Earth has received laser-beamed communication from a distance of 16 million kilometres, or 10 million miles. NASA recently completed a test aboard the Psyche spacecraft, launched into space to examine an asteroid. The spacecraft experiment returned a near-infrared laser with test data from nearly 16 million miles away. According to NASA, the distance is 40 times greater than between the Moon and Earth, making it the longest demonstration of optical communications.

Experiment witness 'first light' on November 14

The spacecraft used the space agency's first demonstration of optical communications beyond the Earth-Moon system called Deep Space Optical Communications (DSOC). As Psyche proceeds to the central asteroid belt between Mars and Jupiter, DSOC will be used to deliver high-bandwidth test data to our planet.

The transceiver is a high-tech machine that has the ability to send and receive near-infrared signals. The test run witnessed its 'first light' in the early hours of November 14 when Psyche's laser transmitter locked onto NASA's Jet Propulsion Laboratory's (JPL) powerful uplink laser beacon at its Table Mountain Observatory. This enabled the DSOC's transceiver to direct its downlink laser at the Hale Telescope at Caltech's Palomar Observatory, which is located 130 km away. The laser-beamed message reached 16 million kilometres, or 40 times the distance between Earth and the Moon.

Scientists claim it's a significant scientific achievement

According to Trudy Kortes, NASA's director of Technology Demonstrations, this was a huge scientific accomplishment. In her statement, she said, "Achieving first light is one of the many important DSOC milestones in the upcoming months, which will open the door to higher-data-rate connections that can transmit scientific data, high-definition imagery, and streaming video in support of humanity's next giant leap, sending humans to Mars."

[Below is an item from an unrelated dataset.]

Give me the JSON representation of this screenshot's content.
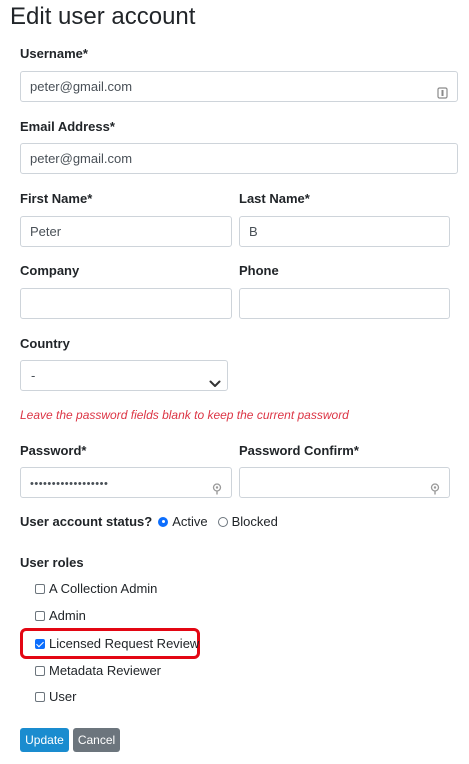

Abi Biswas, project technologist for DSOC at JPL, said, "Receiving first light is a tremendous achievement. The deep space laser photons from DSOC's flight transceiver aboard Psyche were successfully detected by ground equipment. We could also convey data, implying that we may interchange 'bits of light' from and to deep space."

Optical communications have previously been used to deliver signals from Earth's orbit. However, this was the furthest distance travelled by laser beams. The greater the distance travelled via optical communications, the more difficult it becomes due to the increased precision required, the reason being this success is major in space exploration communication.